Cancer is a major public health issue. Though fatalities are in decline, it remains the second leading cause of death in the U.S., according to the American Cancer Society. The group estimates more than 1.8 million new cases will emerge this year nationwide.
Cancer treatment can be costly, but new findings from Rush University Medical Center suggest an inexpensive, effective treatment could be within reach. Researchers studying mice were able to slow the growth of tumors or shrink them outright by injecting flu vaccines into them, according to a new, breakthrough study published in the Proceedings of the National Academy of Sciences.
“Since humans and mice are about 95% genetically identical, the hope is that this approach will work in patients,” said senior study author Andrew Zloza, an assistant professor at Rush University.
Even though the flu shot is FDA approved, researchers must still run clinical trials to test the efficacy of using it as a cancer treatment. They hope to begin those trials this year.
But this doesn’t mean your annual flu shot will provide cancer-fighting benefits, Zloza says.
“The majority of regular flu shots are given into the muscle,” he said. “When a flu shot is injected into the muscle, it serves the purpose to protect against influenza but it does nothing against a tumor.”
Flu vaccines must instead be injected into a tumor in order to have an effect, the study found. “Nobody gets skin influenza because influenza can infect cells of the lungs but not skin,” Zloza said. “Injecting (a flu vaccine) into the skin melanoma worked – tumors either slowed their growth or started to shrink.”

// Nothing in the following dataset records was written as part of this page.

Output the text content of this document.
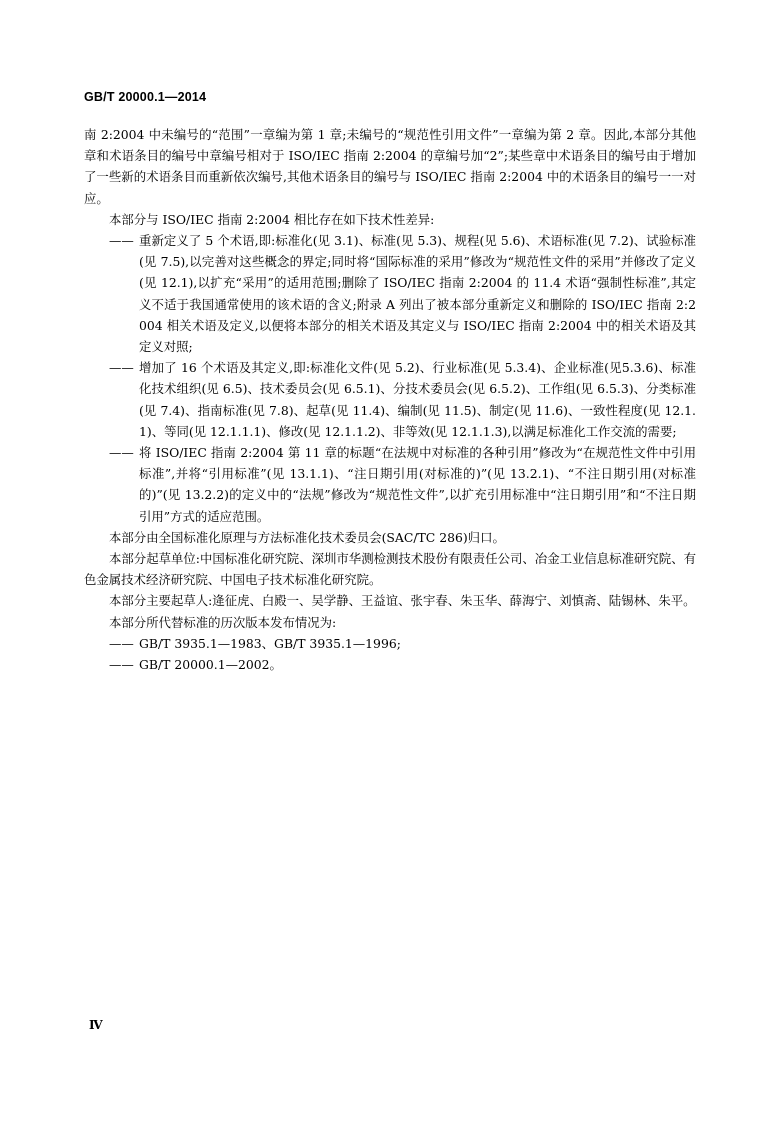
GB/T 20000.1—2014

南 2:2004 中未编号的“范围”一章编为第 1 章;未编号的“规范性引用文件”一章编为第 2 章。因此,本部分其他章和术语条目的编号中章编号相对于 ISO/IEC 指南 2:2004 的章编号加“2”;某些章中术语条目的编号由于增加了一些新的术语条目而重新依次编号,其他术语条目的编号与 ISO/IEC 指南 2:2004 中的术语条目的编号一一对应。

本部分与 ISO/IEC 指南 2:2004 相比存在如下技术性差异:

—— 重新定义了 5 个术语,即:标准化(见 3.1)、标准(见 5.3)、规程(见 5.6)、术语标准(见 7.2)、试验标准(见 7.5),以完善对这些概念的界定;同时将“国际标准的采用”修改为“规范性文件的采用”并修改了定义(见 12.1),以扩充“采用”的适用范围;删除了 ISO/IEC 指南 2:2004 的 11.4 术语“强制性标准”,其定义不适于我国通常使用的该术语的含义;附录 A 列出了被本部分重新定义和删除的 ISO/IEC 指南 2:2004 相关术语及定义,以便将本部分的相关术语及其定义与 ISO/IEC 指南 2:2004 中的相关术语及其定义对照;
—— 增加了 16 个术语及其定义,即:标准化文件(见 5.2)、行业标准(见 5.3.4)、企业标准(见5.3.6)、标准化技术组织(见 6.5)、技术委员会(见 6.5.1)、分技术委员会(见 6.5.2)、工作组(见 6.5.3)、分类标准(见 7.4)、指南标准(见 7.8)、起草(见 11.4)、编制(见 11.5)、制定(见 11.6)、一致性程度(见 12.1.1)、等同(见 12.1.1.1)、修改(见 12.1.1.2)、非等效(见 12.1.1.3),以满足标准化工作交流的需要;
—— 将 ISO/IEC 指南 2:2004 第 11 章的标题“在法规中对标准的各种引用”修改为“在规范性文件中引用标准”,并将“引用标准”(见 13.1.1)、“注日期引用(对标准的)”(见 13.2.1)、“不注日期引用(对标准的)”(见 13.2.2)的定义中的“法规”修改为“规范性文件”,以扩充引用标准中“注日期引用”和“不注日期引用”方式的适应范围。

本部分由全国标准化原理与方法标准化技术委员会(SAC/TC 286)归口。

本部分起草单位:中国标准化研究院、深圳市华测检测技术股份有限责任公司、冶金工业信息标准研究院、有色金属技术经济研究院、中国电子技术标准化研究院。

本部分主要起草人:逄征虎、白殿一、吴学静、王益谊、张宇春、朱玉华、薛海宁、刘慎斋、陆锡林、朱平。

本部分所代替标准的历次版本发布情况为:

—— GB/T 3935.1—1983、GB/T 3935.1—1996;
—— GB/T 20000.1—2002。
Ⅳ
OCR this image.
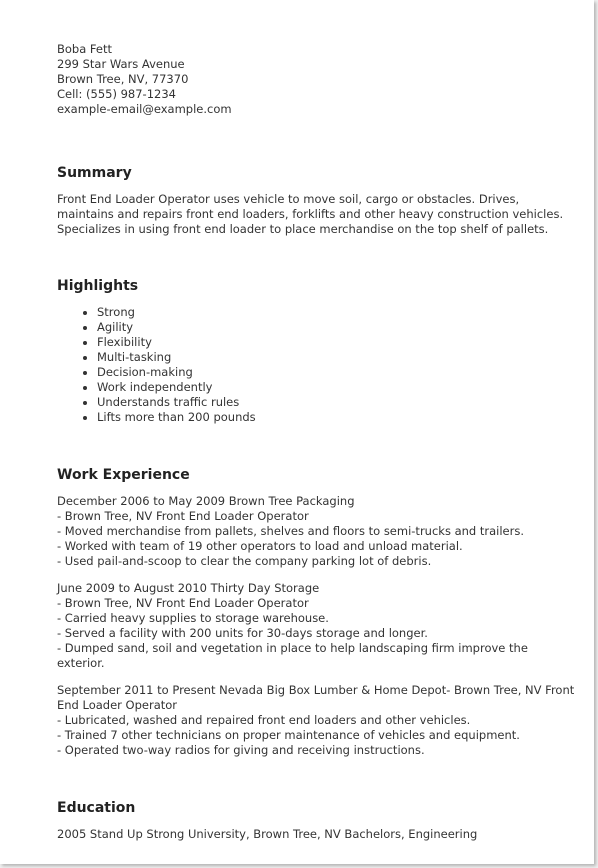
Boba Fett
299 Star Wars Avenue
Brown Tree, NV, 77370
Cell: (555) 987-1234
example-email@example.com
Summary
Front End Loader Operator uses vehicle to move soil, cargo or obstacles. Drives, maintains and repairs front end loaders, forklifts and other heavy construction vehicles. Specializes in using front end loader to place merchandise on the top shelf of pallets.
Highlights
• Strong
• Agility
• Flexibility
• Multi-tasking
• Decision-making
• Work independently
• Understands traffic rules
• Lifts more than 200 pounds
Work Experience
December 2006 to May 2009 Brown Tree Packaging
- Brown Tree, NV Front End Loader Operator
- Moved merchandise from pallets, shelves and floors to semi-trucks and trailers.
- Worked with team of 19 other operators to load and unload material.
- Used pail-and-scoop to clear the company parking lot of debris.
June 2009 to August 2010 Thirty Day Storage
- Brown Tree, NV Front End Loader Operator
- Carried heavy supplies to storage warehouse.
- Served a facility with 200 units for 30-days storage and longer.
- Dumped sand, soil and vegetation in place to help landscaping firm improve the exterior.
September 2011 to Present Nevada Big Box Lumber & Home Depot- Brown Tree, NV Front End Loader Operator
- Lubricated, washed and repaired front end loaders and other vehicles.
- Trained 7 other technicians on proper maintenance of vehicles and equipment.
- Operated two-way radios for giving and receiving instructions.
Education
2005 Stand Up Strong University, Brown Tree, NV Bachelors, Engineering
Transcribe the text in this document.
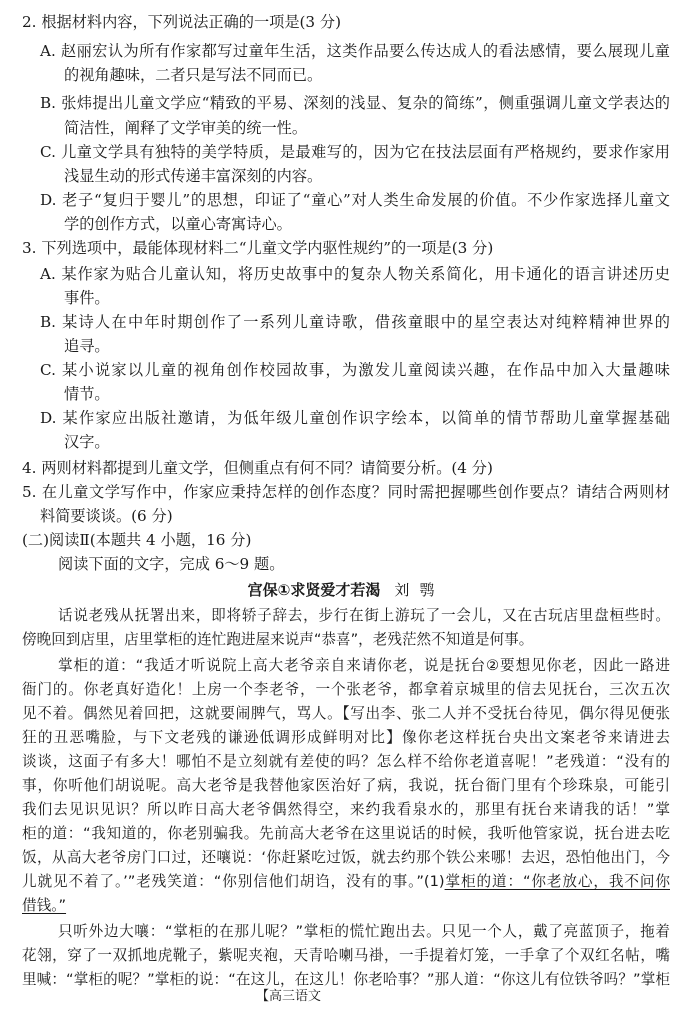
2. 根据材料内容，下列说法正确的一项是(3 分)
A. 赵丽宏认为所有作家都写过童年生活，这类作品要么传达成人的看法感情，要么展现儿童
的视角趣味，二者只是写法不同而已。
B. 张炜提出儿童文学应“精致的平易、深刻的浅显、复杂的简练”，侧重强调儿童文学表达的
简洁性，阐释了文学审美的统一性。
C. 儿童文学具有独特的美学特质，是最难写的，因为它在技法层面有严格规约，要求作家用
浅显生动的形式传递丰富深刻的内容。
D. 老子“复归于婴儿”的思想，印证了“童心”对人类生命发展的价值。不少作家选择儿童文
学的创作方式，以童心寄寓诗心。
3. 下列选项中，最能体现材料二“儿童文学内驱性规约”的一项是(3 分)
A. 某作家为贴合儿童认知，将历史故事中的复杂人物关系简化，用卡通化的语言讲述历史
事件。
B. 某诗人在中年时期创作了一系列儿童诗歌，借孩童眼中的星空表达对纯粹精神世界的
追寻。
C. 某小说家以儿童的视角创作校园故事，为激发儿童阅读兴趣，在作品中加入大量趣味
情节。
D. 某作家应出版社邀请，为低年级儿童创作识字绘本，以简单的情节帮助儿童掌握基础
汉字。
4. 两则材料都提到儿童文学，但侧重点有何不同？请简要分析。(4 分)
5. 在儿童文学写作中，作家应秉持怎样的创作态度？同时需把握哪些创作要点？请结合两则材
料简要谈谈。(6 分)
(二)阅读Ⅱ(本题共 4 小题，16 分)
阅读下面的文字，完成 6～9 题。
宫保①求贤爱才若渴 刘鹗
话说老残从抚署出来，即将轿子辞去，步行在街上游玩了一会儿，又在古玩店里盘桓些时。
傍晚回到店里，店里掌柜的连忙跑进屋来说声“恭喜”，老残茫然不知道是何事。
掌柜的道：“我适才听说院上高大老爷亲自来请你老，说是抚台②要想见你老，因此一路进
衙门的。你老真好造化！上房一个李老爷，一个张老爷，都拿着京城里的信去见抚台，三次五次
见不着。偶然见着回把，这就要闹脾气，骂人。【写出李、张二人并不受抚台待见，偶尔得见便张
狂的丑恶嘴脸，与下文老残的谦逊低调形成鲜明对比】像你老这样抚台央出文案老爷来请进去
谈谈，这面子有多大！哪怕不是立刻就有差使的吗？怎么样不给你老道喜呢！”老残道：“没有的
事，你听他们胡说呢。高大老爷是我替他家医治好了病，我说，抚台衙门里有个珍珠泉，可能引
我们去见识见识？所以昨日高大老爷偶然得空，来约我看泉水的，那里有抚台来请我的话！”掌
柜的道：“我知道的，你老别骗我。先前高大老爷在这里说话的时候，我听他管家说，抚台进去吃
饭，从高大老爷房门口过，还嚷说：‘你赶紧吃过饭，就去约那个铁公来哪！去迟，恐怕他出门，今
儿就见不着了。’”老残笑道：“你别信他们胡诌，没有的事。”(1)掌柜的道：“你老放心，我不问你
借钱。”
只听外边大嚷：“掌柜的在那儿呢？”掌柜的慌忙跑出去。只见一个人，戴了亮蓝顶子，拖着
花翎，穿了一双抓地虎靴子，紫呢夹袍，天青哈喇马褂，一手提着灯笼，一手拿了个双红名帖，嘴
里喊：“掌柜的呢？”掌柜的说：“在这儿，在这儿！你老哈事？”那人道：“你这儿有位铁爷吗？”掌柜
【高三语文
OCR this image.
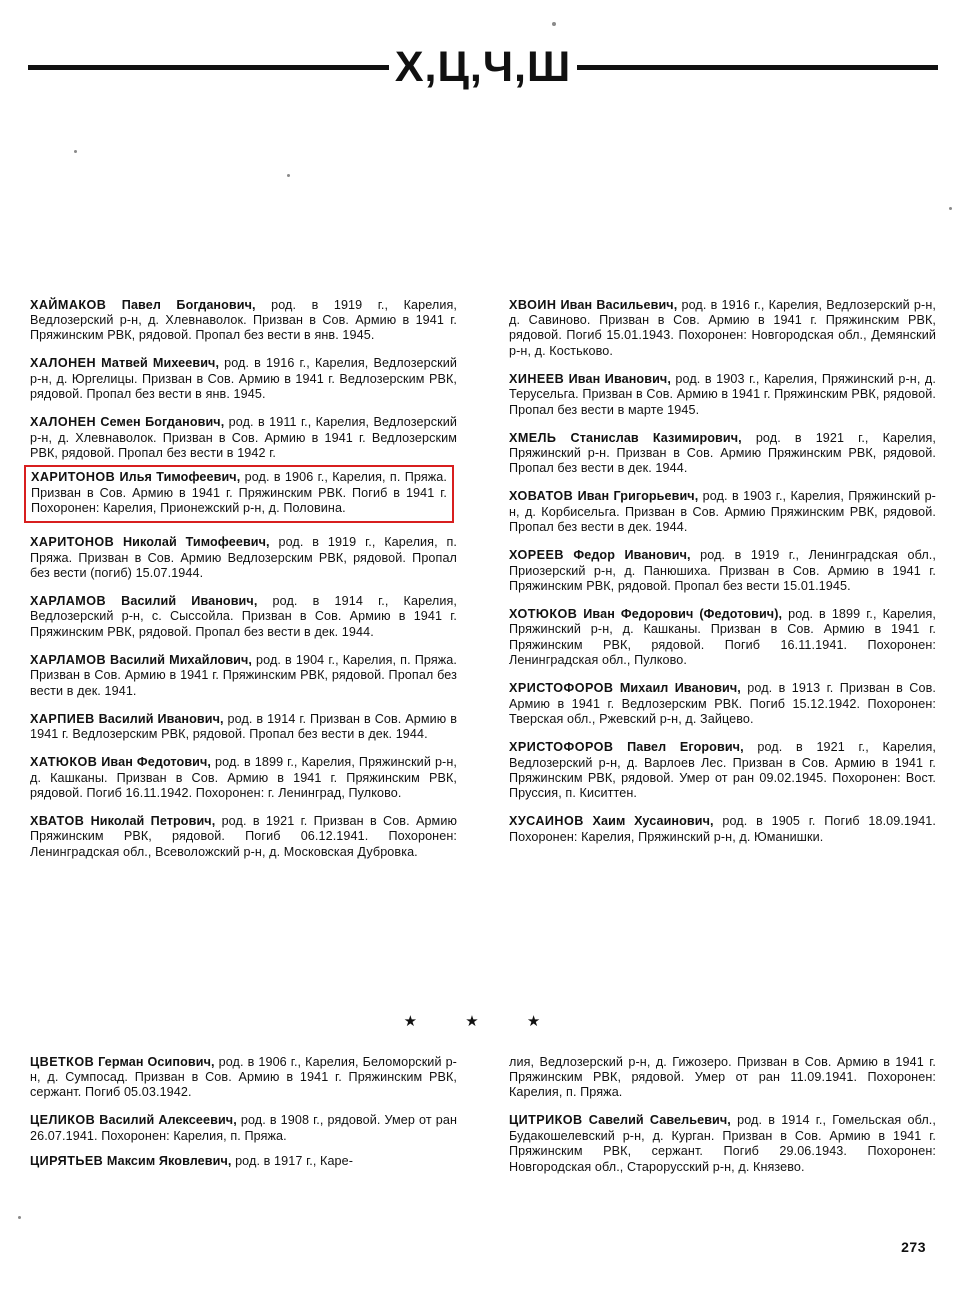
Х,Ц,Ч,Ш

ХАЙМАКОВ Павел Богданович, род. в 1919 г., Карелия, Ведлозерский р-н, д. Хлевнаволок. Призван в Сов. Армию в 1941 г. Пряжинским РВК, рядовой. Пропал без вести в янв. 1945.

ХАЛОНЕН Матвей Михеевич, род. в 1916 г., Карелия, Ведлозерский р-н, д. Юргелицы. Призван в Сов. Армию в 1941 г. Ведлозерским РВК, рядовой. Пропал без вести в янв. 1945.

ХАЛОНЕН Семен Богданович, род. в 1911 г., Карелия, Ведлозерский р-н, д. Хлевнаволок. Призван в Сов. Армию в 1941 г. Ведлозерским РВК, рядовой. Пропал без вести в 1942 г.

ХАРИТОНОВ Илья Тимофеевич, род. в 1906 г., Карелия, п. Пряжа. Призван в Сов. Армию в 1941 г. Пряжинским РВК. Погиб в 1941 г. Похоронен: Карелия, Прионежский р-н, д. Половина.

ХАРИТОНОВ Николай Тимофеевич, род. в 1919 г., Карелия, п. Пряжа. Призван в Сов. Армию Ведлозерским РВК, рядовой. Пропал без вести (погиб) 15.07.1944.

ХАРЛАМОВ Василий Иванович, род. в 1914 г., Карелия, Ведлозерский р-н, с. Сыссойла. Призван в Сов. Армию в 1941 г. Пряжинским РВК, рядовой. Пропал без вести в дек. 1944.

ХАРЛАМОВ Василий Михайлович, род. в 1904 г., Карелия, п. Пряжа. Призван в Сов. Армию в 1941 г. Пряжинским РВК, рядовой. Пропал без вести в дек. 1941.

ХАРПИЕВ Василий Иванович, род. в 1914 г. Призван в Сов. Армию в 1941 г. Ведлозерским РВК, рядовой. Пропал без вести в дек. 1944.

ХАТЮКОВ Иван Федотович, род. в 1899 г., Карелия, Пряжинский р-н, д. Кашканы. Призван в Сов. Армию в 1941 г. Пряжинским РВК, рядовой. Погиб 16.11.1942. Похоронен: г. Ленинград, Пулково.

ХВАТОВ Николай Петрович, род. в 1921 г. Призван в Сов. Армию Пряжинским РВК, рядовой. Погиб 06.12.1941. Похоронен: Ленинградская обл., Всеволожский р-н, д. Московская Дубровка.

ХВОИН Иван Васильевич, род. в 1916 г., Карелия, Ведлозерский р-н, д. Савиново. Призван в Сов. Армию в 1941 г. Пряжинским РВК, рядовой. Погиб 15.01.1943. Похоронен: Новгородская обл., Демянский р-н, д. Костьково.

ХИНЕЕВ Иван Иванович, род. в 1903 г., Карелия, Пряжинский р-н, д. Терусельга. Призван в Сов. Армию в 1941 г. Пряжинским РВК, рядовой. Пропал без вести в марте 1945.

ХМЕЛЬ Станислав Казимирович, род. в 1921 г., Карелия, Пряжинский р-н. Призван в Сов. Армию Пряжинским РВК, рядовой. Пропал без вести в дек. 1944.

ХОВАТОВ Иван Григорьевич, род. в 1903 г., Карелия, Пряжинский р-н, д. Корбисельга. Призван в Сов. Армию Пряжинским РВК, рядовой. Пропал без вести в дек. 1944.

ХОРЕЕВ Федор Иванович, род. в 1919 г., Ленинградская обл., Приозерский р-н, д. Панюшиха. Призван в Сов. Армию в 1941 г. Пряжинским РВК, рядовой. Пропал без вести 15.01.1945.

ХОТЮКОВ Иван Федорович (Федотович), род. в 1899 г., Карелия, Пряжинский р-н, д. Кашканы. Призван в Сов. Армию в 1941 г. Пряжинским РВК, рядовой. Погиб 16.11.1941. Похоронен: Ленинградская обл., Пулково.

ХРИСТОФОРОВ Михаил Иванович, род. в 1913 г. Призван в Сов. Армию в 1941 г. Ведлозерским РВК. Погиб 15.12.1942. Похоронен: Тверская обл., Ржевский р-н, д. Зайцево.

ХРИСТОФОРОВ Павел Егорович, род. в 1921 г., Карелия, Ведлозерский р-н, д. Варлоев Лес. Призван в Сов. Армию в 1941 г. Пряжинским РВК, рядовой. Умер от ран 09.02.1945. Похоронен: Вост. Пруссия, п. Киситтен.

ХУСАИНОВ Хаим Хусаинович, род. в 1905 г. Погиб 18.09.1941. Похоронен: Карелия, Пряжинский р-н, д. Юманишки.

★ ★ ★

ЦВЕТКОВ Герман Осипович, род. в 1906 г., Карелия, Беломорский р-н, д. Сумпосад. Призван в Сов. Армию в 1941 г. Пряжинским РВК, сержант. Погиб 05.03.1942.

ЦЕЛИКОВ Василий Алексеевич, род. в 1908 г., рядовой. Умер от ран 26.07.1941. Похоронен: Карелия, п. Пряжа.

ЦИРЯТЬЕВ Максим Яковлевич, род. в 1917 г., Каре-

лия, Ведлозерский р-н, д. Гижозеро. Призван в Сов. Армию в 1941 г. Пряжинским РВК, рядовой. Умер от ран 11.09.1941. Похоронен: Карелия, п. Пряжа.

ЦИТРИКОВ Савелий Савельевич, род. в 1914 г., Гомельская обл., Будакошелевский р-н, д. Курган. Призван в Сов. Армию в 1941 г. Пряжинским РВК, сержант. Погиб 29.06.1943. Похоронен: Новгородская обл., Старорусский р-н, д. Князево.

273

Those cancer-fighting benefits were found to extended beyond the individual tumor injected with flu vaccine. “In studies where we gave mice two tumors and only injected one, both tumors had a positive effect – they started to grow slower or shrink,” Zloza said, adding that has implications for how a possible treatment could work in humans. “Some tumors are accessible and others are not accessible, but if we can access any tumor and just inject that one, other ones may also benefit.”
Since new treatments are often compared to or combined with current frontline therapies, researchers also examined how flu vaccines worked in conjunction with checkpoint inhibitor immunotherapy, which can harness the body’s own immune system to fight cancer, though not all tumors respond to it, according to Zloza. They found that combining the treatments resulted in an even greater reduction in tumor growth compared to only using the flu vaccine, even in cases where immunotherapy alone was not effective.
“These results propose that eventually both patients who respond and who do not respond to other immunotherapies might benefit from the injection of influenza vaccines into the tumor, and it may increase the small proportion of patients that are now long-term responders to immunotherapies,” Zloza said.
Researchers posit flu vaccines changed the microenvironment of tumors to increase the immune system’s response to them. “Turning one’s own immune system against cancer using something as available and simple as a flu shot may help certain patients with cancer in the near future, instead of within a decade,” said study co-author Jochen Reiser, a professor in Rush Medical College and chairman of the internal medicine department, in a statement.
Nearly 50 researchers contributed to the paper, including those from Rush University Medical Center, Rutgers Cancer Institute of New Jersey and Harvard-affiliated hospitals and research institutes.